Remember Our Heroes
Army Spc. Joseph T. Caron, 21, of Tacoma, Wash.
Spc. Caron was assigned to the 2nd Battalion, 508th Parachute Infantry Regiment, 4th Brigade Combat Team, 82nd Airborne Division, Fort Bragg, N.C.; died April 11, 2010 in Char Bagh, Afghanistan, of wounds sustained when insurgents attacked his unit using an improvised explosive device.
Joseph T. Caron was headstrong and driven, the kind of guy who knew what he wanted to do and did it. More than anything else, he wanted to be in the military. It was his career of choice.
He came from a family with a long history of military and law-enforcement duty; both his father and grandfather had served.
"He wanted to be just like his dad, just like his papa," said his uncle, Patrick Caron, a construction worker in Roy, Pierce County.
Because the two were so close in age, Patrick, who is 24, knew Spc. Caron — or "Joey," as he was called — more as a brother than as his nephew. Along with Spc. Caron's younger brother Josh, "we were always getting in trouble together, getting spanked together, always doing stuff we weren't supposed to," he said.

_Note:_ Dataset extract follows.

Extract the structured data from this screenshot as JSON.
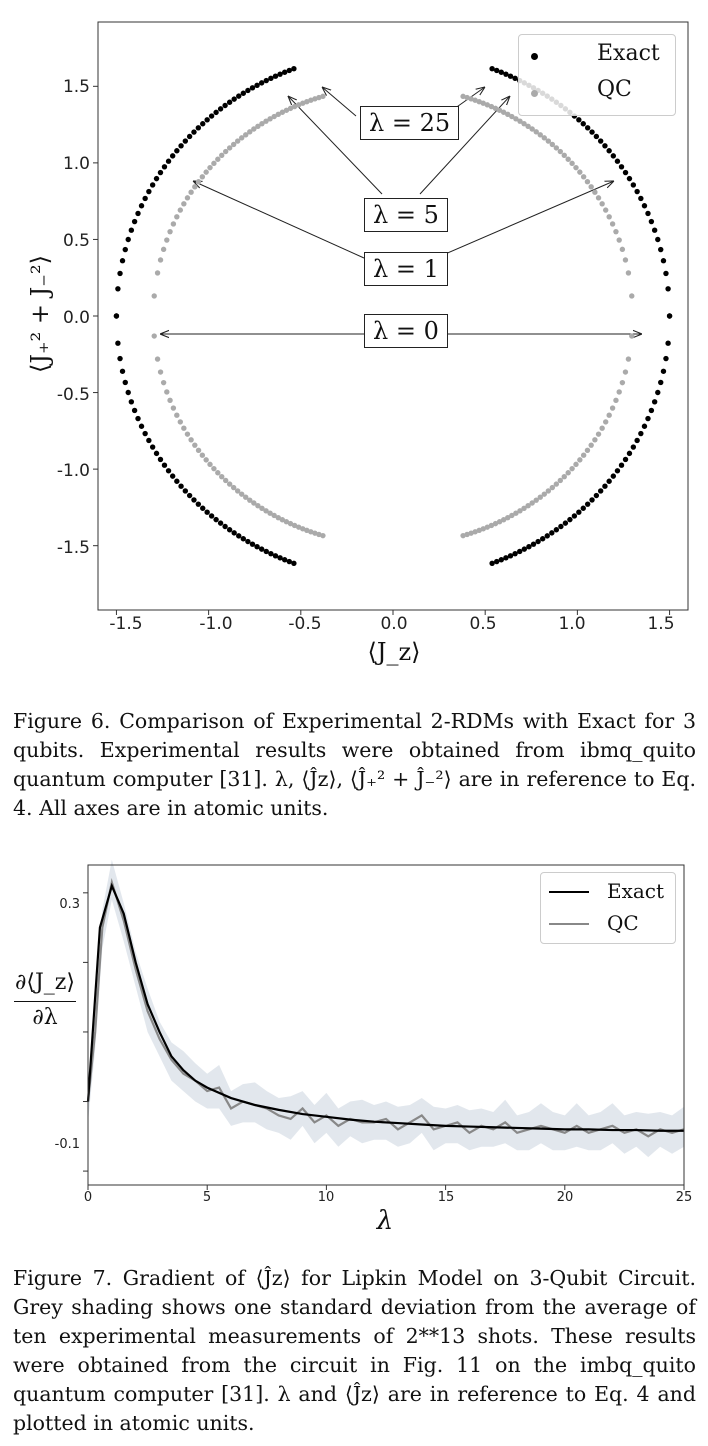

Growing up, they were outdoors boys, he said, their minds often meandering toward thoughts of hunting, camping or paintball.
Spc. Caron enlisted in the Army shortly after graduating from Spanaway's Washington High, where he'd wrestled and played football. He rooted for the NFL's Denver Broncos and loved to fish.
"He didn't like to lose, didn't like to come in second," his uncle said.
Spc. Caron talked about going to college someday with Army assistance. Sometime down the road, he talked of maybe becoming a law-enforcement officer in small-town Montana.
During a leave last summer, Spc. Caron, along with his father and uncle, went fishing on the Columbia River and exhibited the competitive nature that for many defined his character. "He had to outdo everybody, had to catch the biggest fish out of the three of us," Patrick Caron said.
At day's end, it was Jeffrey Caron, Spc. Caron's father, who was certain he'd landed the top prize. But sure enough, when the fish were put on the scale, "Joey had the biggest one out of 12 people on the boat. That put a big smile on his face."
On his Facebook page, Spc. Caron chronicled his grueling military experience, honoring fallen comrades and dropping tidbits of inspirational military lore. On Sunday, he said he'd forgotten what it was like to sleep. His last post was a snippet from a song by the Steve Miller Band.
"He was a good soldier," Patrick Caron said. "He knew the risks. He had accepted those risks. He just wanted to fight his way through it."
"Spc. Caron was loved by his fellow Paratroopers and leaders alike," said Capt. Adam W. Armstrong, commander of Bravo Company, 2-508th PIR. "Always there with a joke when you needed it most and always putting forth 110 percent with fiery intensity, we knew we could depend on him in times when he was needed most."
Caron enlisted in the Army as an infantryman in August 2007, attended airborne school at Ft. Benning, Ga., and then reported to Ft. Bragg. He deployed to southern Afghanistan in September, according to the Pentagon.
While he never was stationed at Joint Base Lewis-McChord in his home town, he was killed in a place and in a manner that's become all-too-familiar for local Stryker soldiers and their loved ones. The Arghandab Valley, a violent area of Kandahar province, is where several members of the 5th Brigade, 2nd Infantry Division have been wounded or killed, mostly in bombings.
Caron's survivors include his father, Jeffrey Caron; his mother, Tani Hubbard; stepmother, Karen Caron; sister, Cassandra Caron; and brother Josh Caron.
Army Spc. Joseph T. Caron was killed in action on 4/11/10.